Leading connected and authentic teams
Meaningful connection is key to a well-functioning team. It's all too easy to become fragmented when everyone is focused on individual goals, to become blinkered when deadlines loom, and to become detached when challenges arise. But when everyone is communicating authentically in a psychologically safe environment, the whole team – and business can thrive.
We recently held a practical workshop that explored some of the ways we can foster connection, understanding, and belonging in teams.
Here are some of the main learnings from the session:
Create a designed alliance
Many relationships exist and function without explicit design, but if you want long-lasting and productive unions it can help to be open with expectations and boundaries.
A designed alliance can be useful for relationships between individuals but also as a way to introduce meaningful connection in a team.
Every team is different so the principles of every alliance will be to, but consider including things like:
- Engage and be present
- Assume the best in people
- Embrace vulnerability
- Listen to understand and ask for clarification
- Share to build trust
- Follow up on conversations
- Be imperfectly perfect
It's important to involve your team in the design of the alliance.

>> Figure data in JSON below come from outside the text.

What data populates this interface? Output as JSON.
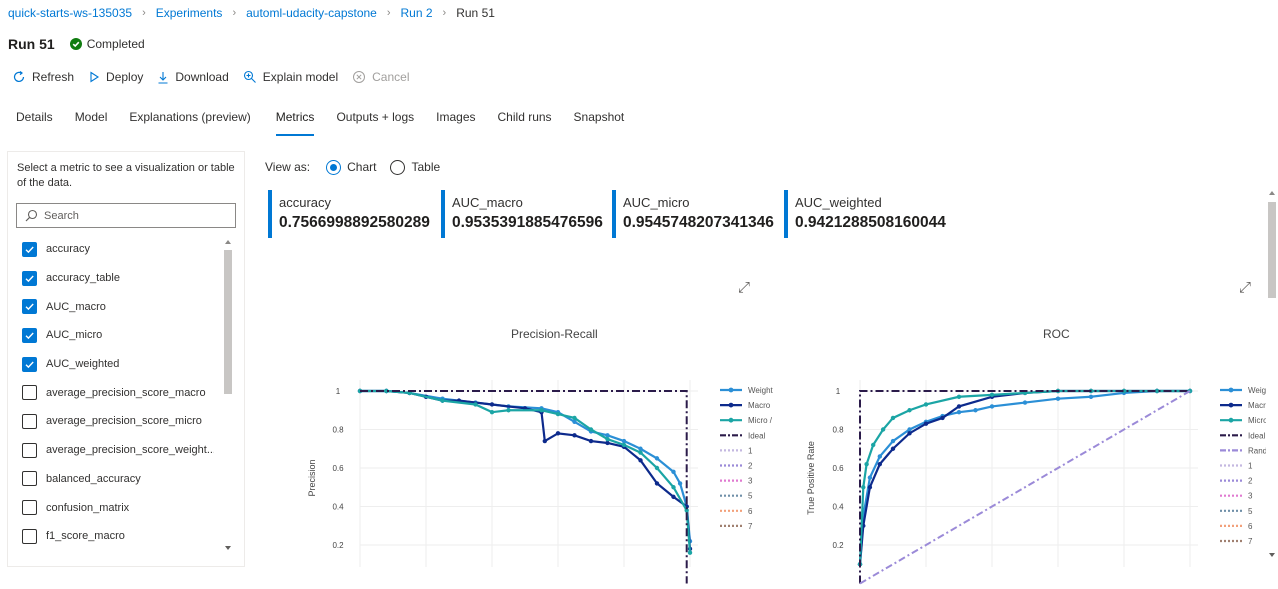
{
  "breadcrumb": [
    "quick-starts-ws-135035",
    "Experiments",
    "automl-udacity-capstone",
    "Run 2",
    "Run 51"
  ],
  "run": {
    "title": "Run 51",
    "status": "Completed"
  },
  "toolbar": {
    "refresh": "Refresh",
    "deploy": "Deploy",
    "download": "Download",
    "explain": "Explain model",
    "cancel": "Cancel"
  },
  "tabs": [
    "Details",
    "Model",
    "Explanations (preview)",
    "Metrics",
    "Outputs + logs",
    "Images",
    "Child runs",
    "Snapshot"
  ],
  "active_tab": "Metrics",
  "sidebar": {
    "hint": "Select a metric to see a visualization or table of the data.",
    "search_placeholder": "Search",
    "metrics": [
      {
        "label": "accuracy",
        "checked": true
      },
      {
        "label": "accuracy_table",
        "checked": true
      },
      {
        "label": "AUC_macro",
        "checked": true
      },
      {
        "label": "AUC_micro",
        "checked": true
      },
      {
        "label": "AUC_weighted",
        "checked": true
      },
      {
        "label": "average_precision_score_macro",
        "checked": false
      },
      {
        "label": "average_precision_score_micro",
        "checked": false
      },
      {
        "label": "average_precision_score_weight...",
        "checked": false
      },
      {
        "label": "balanced_accuracy",
        "checked": false
      },
      {
        "label": "confusion_matrix",
        "checked": false
      },
      {
        "label": "f1_score_macro",
        "checked": false
      }
    ]
  },
  "view_as": {
    "label": "View as:",
    "options": [
      "Chart",
      "Table"
    ],
    "selected": "Chart"
  },
  "metric_cards": [
    {
      "label": "accuracy",
      "value": "0.7566998892580289"
    },
    {
      "label": "AUC_macro",
      "value": "0.9535391885476596"
    },
    {
      "label": "AUC_micro",
      "value": "0.9545748207341346"
    },
    {
      "label": "AUC_weighted",
      "value": "0.9421288508160044"
    }
  ],
  "colors": {
    "accent": "#0078d4",
    "success": "#107c10",
    "weighted": "#2b8fd6",
    "macro": "#0d2a8c",
    "micro": "#1ba5a5",
    "ideal": "#2b1b4a",
    "random": "#9b8ad8"
  },
  "chart_data": [
    {
      "type": "line",
      "title": "Precision-Recall",
      "xlabel": "",
      "ylabel": "Precision",
      "yticks": [
        "1",
        "0.8",
        "0.6",
        "0.4",
        "0.2"
      ],
      "ylim": [
        0.1,
        1.05
      ],
      "xlim": [
        0,
        1
      ],
      "legend": [
        "Weight",
        "Macro",
        "Micro /",
        "Ideal",
        "1",
        "2",
        "3",
        "5",
        "6",
        "7"
      ],
      "legend_position": "right",
      "series": [
        {
          "name": "Weight",
          "x": [
            0,
            0.08,
            0.15,
            0.25,
            0.35,
            0.45,
            0.55,
            0.6,
            0.65,
            0.7,
            0.75,
            0.8,
            0.85,
            0.9,
            0.95,
            0.97,
            0.99,
            1.0
          ],
          "y": [
            1,
            1,
            0.99,
            0.96,
            0.94,
            0.92,
            0.91,
            0.89,
            0.84,
            0.79,
            0.77,
            0.74,
            0.7,
            0.65,
            0.58,
            0.52,
            0.4,
            0.22
          ]
        },
        {
          "name": "Macro",
          "x": [
            0,
            0.08,
            0.15,
            0.2,
            0.25,
            0.3,
            0.4,
            0.5,
            0.55,
            0.56,
            0.6,
            0.65,
            0.7,
            0.75,
            0.8,
            0.85,
            0.9,
            0.95,
            0.99,
            1.0
          ],
          "y": [
            1,
            1,
            0.99,
            0.97,
            0.95,
            0.95,
            0.93,
            0.91,
            0.89,
            0.74,
            0.78,
            0.77,
            0.74,
            0.73,
            0.71,
            0.64,
            0.52,
            0.45,
            0.4,
            0.18
          ]
        },
        {
          "name": "Micro /",
          "x": [
            0,
            0.08,
            0.15,
            0.25,
            0.35,
            0.4,
            0.45,
            0.55,
            0.6,
            0.65,
            0.7,
            0.75,
            0.8,
            0.85,
            0.9,
            0.95,
            0.99,
            1.0
          ],
          "y": [
            1,
            1,
            0.99,
            0.95,
            0.93,
            0.89,
            0.9,
            0.9,
            0.88,
            0.86,
            0.8,
            0.75,
            0.72,
            0.68,
            0.6,
            0.5,
            0.38,
            0.16
          ]
        },
        {
          "name": "Ideal",
          "x": [
            0,
            0.99,
            0.99
          ],
          "y": [
            1,
            1,
            0.0
          ]
        }
      ]
    },
    {
      "type": "line",
      "title": "ROC",
      "xlabel": "",
      "ylabel": "True Positive Rate",
      "yticks": [
        "1",
        "0.8",
        "0.6",
        "0.4",
        "0.2"
      ],
      "ylim": [
        0.1,
        1.05
      ],
      "xlim": [
        0,
        1
      ],
      "legend": [
        "Weigl",
        "Macri",
        "Micro",
        "Ideal",
        "Rand",
        "1",
        "2",
        "3",
        "5",
        "6",
        "7"
      ],
      "legend_position": "right",
      "series": [
        {
          "name": "Weigl",
          "x": [
            0,
            0.01,
            0.03,
            0.06,
            0.1,
            0.15,
            0.2,
            0.25,
            0.3,
            0.35,
            0.4,
            0.5,
            0.6,
            0.7,
            0.8,
            0.9,
            1.0
          ],
          "y": [
            0.1,
            0.35,
            0.55,
            0.66,
            0.74,
            0.8,
            0.84,
            0.87,
            0.89,
            0.9,
            0.92,
            0.94,
            0.96,
            0.97,
            0.99,
            1,
            1
          ]
        },
        {
          "name": "Macri",
          "x": [
            0,
            0.01,
            0.03,
            0.06,
            0.1,
            0.15,
            0.2,
            0.25,
            0.3,
            0.4,
            0.5,
            0.6,
            0.7,
            0.8,
            0.9,
            1.0
          ],
          "y": [
            0.1,
            0.3,
            0.5,
            0.62,
            0.7,
            0.78,
            0.83,
            0.86,
            0.92,
            0.97,
            0.99,
            1,
            1,
            1,
            1,
            1
          ]
        },
        {
          "name": "Micro",
          "x": [
            0,
            0.01,
            0.02,
            0.04,
            0.07,
            0.1,
            0.15,
            0.2,
            0.3,
            0.4,
            0.5,
            0.6,
            0.7,
            0.8,
            0.9,
            1.0
          ],
          "y": [
            0.1,
            0.5,
            0.62,
            0.72,
            0.8,
            0.86,
            0.9,
            0.93,
            0.97,
            0.98,
            0.99,
            1,
            1,
            1,
            1,
            1
          ]
        },
        {
          "name": "Ideal",
          "x": [
            0,
            0,
            1
          ],
          "y": [
            0,
            1,
            1
          ]
        },
        {
          "name": "Rand",
          "x": [
            0,
            1
          ],
          "y": [
            0,
            1
          ]
        }
      ]
    }
  ]
}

How do they like to communicate and to be communicated with? How could their relationships function better?
Encourage authentic interactions
To truly connect, we need to truly listen. It takes work and practice to authentically engage but it's vital to developing strong relationships.
Encourage your team to employ active listening, here are some good starting principles:
Be in the moment – it seems obvious but be focused on the moment and think about your body language as well as your frame of mind.
Don't judge – keep an open mind, be open to new ideas and perspective and don't presume you know what's going on or what the other person is thinking.
Reflect – don’t presume you've understood what the other person is saying, if you're not sure paraphrase it back to them to check.
Clarify – ask questions to make sure you're on the same page, active listening is about asking not telling.
Recap – at the end of the conversation reflect on the key themes you've covered and ask the other person to do the same.
As a leader it can be really useful to consider the role values play in your interactions and to encourage others to do the same.
What's important to the other person? What motivates them? What are their values? Approaching interactions with these thoughts in mind can help us to connect better and understand the motivations and actions of others.
Try asking questions like:
- What is important to you about this?
- What would great look like?
- What value is at play here for you?
- What value is being stepped on here?
- What is an idea you have to solve this?
- How could you shift this?
- What is one thing you'll do this week?
- What if you did know?
- How would you like to be accountable?
We all want to feel like we're being, seen, listened to, and heard. Demonstrating authentic empathy plays a big role in this and shows you see the individual, understand their value and recognise the importance of what they are saying.
A good way to ensure you're demonstrating this is through empathetic acknowledgement. Some good phrases to use during interactions are:
- Sounds like...
- I am hearing / seeing / noticing...
- I sense...
The power of authentic leadership
People are drawn to authenticity, it makes them feel safe and valued. When you lead in a consistent, transparent and open way, offering your true self it inspires trust and loyalty.
Here are some key principles for authentic leadership:
- Be honest and truthful
- Create space for reflection without agenda
- Actively listen and curb your enthusiasm to speak
- Be respectful and empathetic
- Check-in and follow up
- Invite dissenting ideas and seek to understand
- Design and live by your alliance
- Get grounded and be available
- Think about the environment and adapt it
When communication is authentic, and teams are connected it can open up new possibilities in the workplace. Implementing just a few of the principles can help leaders manage more effectively and generate powerful and productive interactions across the business.